Il leader della diaspora berlusconiana, Angelino Alfano, ha il difficile compito di dare ai propri parlamentari identità e cultura politica nella stagione che ci separa dalle elezioni. Impresa che si è rivelata dura per un veterano come Pierferdinando Casini e, al centro, impossibile per il senatore a vita Mario Monti. Sbaglia per ò Alfano a pensare – o ad ascoltare chi in tal senso lo indirizza – che schierando il suo movimento su posizioni «dure», demagogiche, «di destra», guadagnerà voti, consensi, attenzione. Al contrario, perder à stime, considerazione, spazio. Chi vuol menare gli immigranti, sbattere tutti in galera, usare la famiglia non come nido ma come spaventapasseri, ha già i suoi riferimenti a destra, e spesso tra i 5 Stelle.

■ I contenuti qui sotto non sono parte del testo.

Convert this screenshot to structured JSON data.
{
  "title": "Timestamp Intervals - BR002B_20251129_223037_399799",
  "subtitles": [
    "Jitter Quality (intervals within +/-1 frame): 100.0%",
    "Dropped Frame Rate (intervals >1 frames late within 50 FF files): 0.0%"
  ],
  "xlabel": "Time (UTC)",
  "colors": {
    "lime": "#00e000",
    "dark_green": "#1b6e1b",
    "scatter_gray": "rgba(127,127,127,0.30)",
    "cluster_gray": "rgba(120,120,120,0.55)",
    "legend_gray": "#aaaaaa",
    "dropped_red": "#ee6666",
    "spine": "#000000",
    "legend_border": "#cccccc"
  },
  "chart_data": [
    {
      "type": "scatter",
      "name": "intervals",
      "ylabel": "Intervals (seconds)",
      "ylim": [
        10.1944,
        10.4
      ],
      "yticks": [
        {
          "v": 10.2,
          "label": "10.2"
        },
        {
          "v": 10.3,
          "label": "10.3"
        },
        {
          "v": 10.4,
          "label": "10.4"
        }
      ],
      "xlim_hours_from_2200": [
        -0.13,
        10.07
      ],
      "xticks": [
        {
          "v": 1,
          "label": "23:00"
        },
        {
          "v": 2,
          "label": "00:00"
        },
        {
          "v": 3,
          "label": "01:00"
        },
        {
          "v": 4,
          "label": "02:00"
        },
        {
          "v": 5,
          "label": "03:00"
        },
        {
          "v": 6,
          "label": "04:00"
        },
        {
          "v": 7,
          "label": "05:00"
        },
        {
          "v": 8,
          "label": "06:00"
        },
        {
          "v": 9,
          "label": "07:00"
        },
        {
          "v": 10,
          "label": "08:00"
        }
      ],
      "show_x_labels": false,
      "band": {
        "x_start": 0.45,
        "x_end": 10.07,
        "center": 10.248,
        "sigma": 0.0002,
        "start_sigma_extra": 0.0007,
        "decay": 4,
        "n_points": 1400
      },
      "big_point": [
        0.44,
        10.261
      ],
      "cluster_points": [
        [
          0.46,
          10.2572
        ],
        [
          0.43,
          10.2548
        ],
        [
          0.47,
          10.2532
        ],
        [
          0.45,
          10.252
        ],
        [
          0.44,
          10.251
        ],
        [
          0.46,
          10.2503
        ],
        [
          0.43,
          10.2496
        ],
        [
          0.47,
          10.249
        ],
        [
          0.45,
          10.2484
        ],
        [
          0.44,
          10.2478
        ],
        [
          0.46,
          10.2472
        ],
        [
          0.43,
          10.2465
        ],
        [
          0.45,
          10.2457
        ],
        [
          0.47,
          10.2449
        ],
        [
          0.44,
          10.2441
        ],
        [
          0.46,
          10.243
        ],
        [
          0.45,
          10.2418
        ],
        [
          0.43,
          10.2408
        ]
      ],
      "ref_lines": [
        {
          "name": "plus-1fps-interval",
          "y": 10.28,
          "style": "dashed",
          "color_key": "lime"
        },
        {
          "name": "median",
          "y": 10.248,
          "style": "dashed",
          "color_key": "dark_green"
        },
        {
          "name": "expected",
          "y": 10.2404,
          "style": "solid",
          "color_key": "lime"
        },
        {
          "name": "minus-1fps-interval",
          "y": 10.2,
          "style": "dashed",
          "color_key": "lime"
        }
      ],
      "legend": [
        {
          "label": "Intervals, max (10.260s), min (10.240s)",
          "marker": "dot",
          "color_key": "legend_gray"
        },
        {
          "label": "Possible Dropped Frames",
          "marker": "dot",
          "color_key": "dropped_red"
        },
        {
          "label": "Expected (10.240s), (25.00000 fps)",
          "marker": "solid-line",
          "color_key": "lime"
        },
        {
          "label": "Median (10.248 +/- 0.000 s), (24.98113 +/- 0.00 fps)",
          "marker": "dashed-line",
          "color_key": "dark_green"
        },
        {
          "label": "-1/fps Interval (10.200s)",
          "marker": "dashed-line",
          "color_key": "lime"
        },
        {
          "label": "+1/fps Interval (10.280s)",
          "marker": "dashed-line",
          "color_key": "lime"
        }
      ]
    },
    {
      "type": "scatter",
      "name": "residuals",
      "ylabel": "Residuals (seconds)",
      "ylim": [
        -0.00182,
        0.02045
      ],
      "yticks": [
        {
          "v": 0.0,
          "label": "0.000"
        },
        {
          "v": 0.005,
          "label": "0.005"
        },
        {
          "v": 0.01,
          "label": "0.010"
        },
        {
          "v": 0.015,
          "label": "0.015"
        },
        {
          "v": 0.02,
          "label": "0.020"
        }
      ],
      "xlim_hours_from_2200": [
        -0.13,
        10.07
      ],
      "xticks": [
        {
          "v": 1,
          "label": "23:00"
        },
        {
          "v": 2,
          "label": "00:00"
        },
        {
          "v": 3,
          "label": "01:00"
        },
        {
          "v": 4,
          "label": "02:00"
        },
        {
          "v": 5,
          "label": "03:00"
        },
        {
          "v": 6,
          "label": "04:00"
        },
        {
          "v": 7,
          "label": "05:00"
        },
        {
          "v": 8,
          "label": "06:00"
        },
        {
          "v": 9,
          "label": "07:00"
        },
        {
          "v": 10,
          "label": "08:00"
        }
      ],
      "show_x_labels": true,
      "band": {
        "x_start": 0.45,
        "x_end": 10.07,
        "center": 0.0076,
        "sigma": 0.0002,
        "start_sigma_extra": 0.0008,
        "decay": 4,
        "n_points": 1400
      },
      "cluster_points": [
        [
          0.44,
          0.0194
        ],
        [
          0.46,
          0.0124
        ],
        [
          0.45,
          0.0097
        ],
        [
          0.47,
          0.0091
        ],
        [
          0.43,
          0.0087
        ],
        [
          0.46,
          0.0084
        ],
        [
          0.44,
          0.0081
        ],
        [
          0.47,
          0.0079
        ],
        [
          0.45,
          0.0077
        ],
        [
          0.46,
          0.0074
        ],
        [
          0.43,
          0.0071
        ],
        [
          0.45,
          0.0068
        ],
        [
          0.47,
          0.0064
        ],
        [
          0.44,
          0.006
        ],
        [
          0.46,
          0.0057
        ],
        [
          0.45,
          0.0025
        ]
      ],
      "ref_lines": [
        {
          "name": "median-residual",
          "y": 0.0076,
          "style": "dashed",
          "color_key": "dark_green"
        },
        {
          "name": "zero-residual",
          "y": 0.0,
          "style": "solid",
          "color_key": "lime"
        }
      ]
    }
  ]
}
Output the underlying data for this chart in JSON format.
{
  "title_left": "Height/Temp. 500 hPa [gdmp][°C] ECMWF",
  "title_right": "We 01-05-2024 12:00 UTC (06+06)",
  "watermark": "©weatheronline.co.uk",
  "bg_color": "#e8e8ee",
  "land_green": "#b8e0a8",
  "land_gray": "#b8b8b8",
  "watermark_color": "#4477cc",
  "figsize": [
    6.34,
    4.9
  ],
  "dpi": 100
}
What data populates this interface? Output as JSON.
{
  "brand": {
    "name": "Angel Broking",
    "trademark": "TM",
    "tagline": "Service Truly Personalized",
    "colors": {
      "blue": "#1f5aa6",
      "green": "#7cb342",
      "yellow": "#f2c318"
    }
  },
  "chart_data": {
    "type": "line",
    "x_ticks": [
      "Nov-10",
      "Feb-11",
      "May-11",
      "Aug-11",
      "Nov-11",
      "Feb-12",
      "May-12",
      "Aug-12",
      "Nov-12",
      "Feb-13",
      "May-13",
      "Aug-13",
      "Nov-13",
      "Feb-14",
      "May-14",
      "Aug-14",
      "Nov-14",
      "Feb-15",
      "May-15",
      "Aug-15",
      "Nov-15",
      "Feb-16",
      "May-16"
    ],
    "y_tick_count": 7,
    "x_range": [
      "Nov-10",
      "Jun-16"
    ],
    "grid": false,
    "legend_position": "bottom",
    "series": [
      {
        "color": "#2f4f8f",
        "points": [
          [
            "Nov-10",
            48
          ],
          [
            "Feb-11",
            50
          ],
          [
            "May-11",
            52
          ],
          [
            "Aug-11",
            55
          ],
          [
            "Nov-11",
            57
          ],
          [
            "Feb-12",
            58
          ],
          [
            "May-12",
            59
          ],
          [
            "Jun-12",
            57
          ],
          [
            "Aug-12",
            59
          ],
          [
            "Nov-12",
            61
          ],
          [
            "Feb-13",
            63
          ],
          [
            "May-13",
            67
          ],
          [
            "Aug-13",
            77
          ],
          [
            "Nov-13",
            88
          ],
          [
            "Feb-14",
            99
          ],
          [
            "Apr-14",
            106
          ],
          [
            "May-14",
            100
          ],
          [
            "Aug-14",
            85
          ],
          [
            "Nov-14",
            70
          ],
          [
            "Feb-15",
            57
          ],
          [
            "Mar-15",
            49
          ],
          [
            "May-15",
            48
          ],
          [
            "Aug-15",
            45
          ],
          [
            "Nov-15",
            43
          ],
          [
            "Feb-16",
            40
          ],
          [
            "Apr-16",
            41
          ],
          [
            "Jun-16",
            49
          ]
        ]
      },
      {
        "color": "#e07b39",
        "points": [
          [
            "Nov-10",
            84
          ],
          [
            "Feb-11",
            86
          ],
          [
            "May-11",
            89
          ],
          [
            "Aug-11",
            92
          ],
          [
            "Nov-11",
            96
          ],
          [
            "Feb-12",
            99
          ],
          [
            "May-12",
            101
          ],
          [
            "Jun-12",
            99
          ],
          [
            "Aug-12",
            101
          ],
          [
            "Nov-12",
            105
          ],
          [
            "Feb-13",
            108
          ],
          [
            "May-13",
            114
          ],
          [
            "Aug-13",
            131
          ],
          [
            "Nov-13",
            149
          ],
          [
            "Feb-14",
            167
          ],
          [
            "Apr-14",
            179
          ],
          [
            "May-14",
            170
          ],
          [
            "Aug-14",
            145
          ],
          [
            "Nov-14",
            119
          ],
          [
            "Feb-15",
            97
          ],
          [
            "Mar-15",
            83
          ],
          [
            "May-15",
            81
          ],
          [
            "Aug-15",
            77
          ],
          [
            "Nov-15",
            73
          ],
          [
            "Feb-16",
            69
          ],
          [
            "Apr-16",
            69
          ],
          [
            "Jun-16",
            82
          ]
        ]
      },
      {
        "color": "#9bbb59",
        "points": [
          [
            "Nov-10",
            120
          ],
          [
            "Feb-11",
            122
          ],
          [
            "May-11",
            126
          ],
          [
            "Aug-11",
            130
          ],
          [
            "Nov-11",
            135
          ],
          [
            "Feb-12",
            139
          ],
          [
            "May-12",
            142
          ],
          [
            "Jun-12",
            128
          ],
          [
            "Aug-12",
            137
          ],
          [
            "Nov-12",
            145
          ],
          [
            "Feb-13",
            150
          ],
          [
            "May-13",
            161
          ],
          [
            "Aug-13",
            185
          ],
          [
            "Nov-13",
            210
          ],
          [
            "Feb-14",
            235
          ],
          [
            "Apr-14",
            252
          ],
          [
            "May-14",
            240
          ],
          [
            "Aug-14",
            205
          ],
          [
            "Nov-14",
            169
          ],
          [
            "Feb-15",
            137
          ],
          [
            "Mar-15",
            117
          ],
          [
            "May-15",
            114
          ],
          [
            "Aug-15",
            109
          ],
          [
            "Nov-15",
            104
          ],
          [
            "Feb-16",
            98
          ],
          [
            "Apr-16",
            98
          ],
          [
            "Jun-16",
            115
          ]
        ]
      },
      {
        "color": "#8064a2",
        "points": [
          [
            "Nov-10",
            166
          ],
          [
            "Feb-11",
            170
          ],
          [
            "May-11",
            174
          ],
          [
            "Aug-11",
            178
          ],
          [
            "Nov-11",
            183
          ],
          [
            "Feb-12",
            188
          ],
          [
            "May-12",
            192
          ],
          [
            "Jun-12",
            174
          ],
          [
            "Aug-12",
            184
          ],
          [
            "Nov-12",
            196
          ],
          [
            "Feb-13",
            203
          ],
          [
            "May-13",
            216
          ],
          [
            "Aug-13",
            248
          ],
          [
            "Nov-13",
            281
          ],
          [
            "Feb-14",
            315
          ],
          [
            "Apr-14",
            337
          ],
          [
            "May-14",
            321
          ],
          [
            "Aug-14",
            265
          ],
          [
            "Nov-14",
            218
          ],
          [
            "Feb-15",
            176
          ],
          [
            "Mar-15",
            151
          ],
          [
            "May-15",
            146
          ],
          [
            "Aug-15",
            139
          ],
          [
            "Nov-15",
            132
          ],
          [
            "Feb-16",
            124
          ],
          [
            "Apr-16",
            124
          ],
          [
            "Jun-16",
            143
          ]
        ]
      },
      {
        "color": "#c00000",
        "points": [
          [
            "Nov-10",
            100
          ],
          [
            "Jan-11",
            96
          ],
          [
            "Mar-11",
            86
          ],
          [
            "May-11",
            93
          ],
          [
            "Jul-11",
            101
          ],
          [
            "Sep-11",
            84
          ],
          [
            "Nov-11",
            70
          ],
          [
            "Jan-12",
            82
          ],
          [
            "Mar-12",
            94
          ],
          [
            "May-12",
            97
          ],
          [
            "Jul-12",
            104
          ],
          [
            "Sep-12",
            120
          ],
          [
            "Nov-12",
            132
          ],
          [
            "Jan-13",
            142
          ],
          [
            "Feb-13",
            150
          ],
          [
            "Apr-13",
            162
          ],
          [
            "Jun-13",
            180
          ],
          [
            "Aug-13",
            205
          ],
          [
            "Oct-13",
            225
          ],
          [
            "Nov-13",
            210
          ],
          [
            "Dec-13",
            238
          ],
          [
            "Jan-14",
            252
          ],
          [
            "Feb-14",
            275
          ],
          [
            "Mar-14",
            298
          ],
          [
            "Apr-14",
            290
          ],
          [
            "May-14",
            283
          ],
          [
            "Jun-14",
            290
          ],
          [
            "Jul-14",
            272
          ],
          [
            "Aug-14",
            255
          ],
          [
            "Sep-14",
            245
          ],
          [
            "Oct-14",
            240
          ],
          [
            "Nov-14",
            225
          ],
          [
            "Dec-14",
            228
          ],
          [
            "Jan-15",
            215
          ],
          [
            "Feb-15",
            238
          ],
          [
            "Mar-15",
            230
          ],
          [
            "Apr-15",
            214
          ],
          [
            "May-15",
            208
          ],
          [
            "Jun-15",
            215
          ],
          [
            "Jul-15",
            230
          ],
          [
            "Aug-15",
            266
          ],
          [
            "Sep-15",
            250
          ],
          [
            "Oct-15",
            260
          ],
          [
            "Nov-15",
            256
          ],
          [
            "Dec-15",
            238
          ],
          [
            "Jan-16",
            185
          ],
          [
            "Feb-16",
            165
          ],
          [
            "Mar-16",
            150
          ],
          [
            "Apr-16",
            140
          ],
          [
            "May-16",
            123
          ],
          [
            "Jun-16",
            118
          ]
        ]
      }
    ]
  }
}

Sperare che il no del Nuovo centro destra alle unioni civili tra omosessuali, proposte dal Partito democratico del neo segretario Matteo Renzi, ringalluzzisca la base cui guardano Alfano, Lupi, Mauro, è illusorio. L’Italia si è rivelata dai tempi dei referendum sul divorzio e l’aborto, mezzo secolo or sono, allergica alla politica dei valori, confermando che l’antico buon senso di casa nostra sa evitare le polemiche che a lungo hanno diviso l’America, per esempio, sull’interruzione di gravidanza. Due grandi regioni meridionali, la Sicilia e la Puglia, hanno eletto, con notevole presenza di voti cattolici e tradizionali, presidenti omosessuali, Crocetta e Vendola.
La destra occidentale ha ormai accettato, dalla Francia alla Gran Bretagna, culture di tolleranza e inclusione. In America, dove lo stesso Ronald Reagan trattò con compassione la morte per Aids dell’attore Rock Hudson fermando gli estremisti, i repubblicani sono divisi da febbri ideologiche, ma perfino le figlie dell’ex vicepresidente Dick Cheney, due conservatrici Doc, si dividono sulle nozze gay, ne parlano, non discriminano o tacciono.
La proposta di Renzi è soft, non si tratta di matrimoni omosessuali – pur ormai routine in tante metropoli da New York a Los Angeles -, ma di unioni civili che cancellano solo le più odiose discriminazioni a danno dei cittadini gay. Bloccarla non rende Alfano e il suo Ncd bastione credibile dei valori tradizionali, ma al contrario palcoscenico petulante, dove risuona la grancassa populista. Il voto cattolico in Italia è stato studiato a lungo, da Mannheimer a D’Alimonte, e non rivela correnti di maggioranza contro l’integrazione dei cittadini.
Nel suo libro «Il ventennio», l’ex presidente della Camera Gianfranco Fini riflette con amarezza sulla strada aspra che la destra italiana deve compiere per diventare definitivamente occidentale e liberale, amarezza tanto politica quanto esistenziale. La disattenzione di Silvio Berlusconi ai temi etici, l’accordo meccanico tra centrodestra e gerarchia della Chiesa italiana nel recente passato, hanno seminato confusione e opportunismi. Oggi il clima è diverso, dal Vaticano, alla Cei, alle parrocchie, ai movimenti, Comunione e Liberazione di don Carron in testa. Papa Francesco incanta il mondo restando saldo sulla strada maestra della Chiesa, ma ammonendo che essa va percorsa da «tutti i peccatori», senza barriere o protezionismi dell’anima. Il grido neo francescano «Chi sono io per discriminare quel peccatore…?» commuove le anime, ci parla di fratellanza per chi non condivide la nostra etica, la nostra condotta personale. Insomma la scommessa di Alfano è perdente nella tattica della politica e disastrosa nella strategia dei valori. E – se ci possiamo permettere – stride anche con la sua personalità, che non ha rivelato finora il difetto dell’astioso settarismo.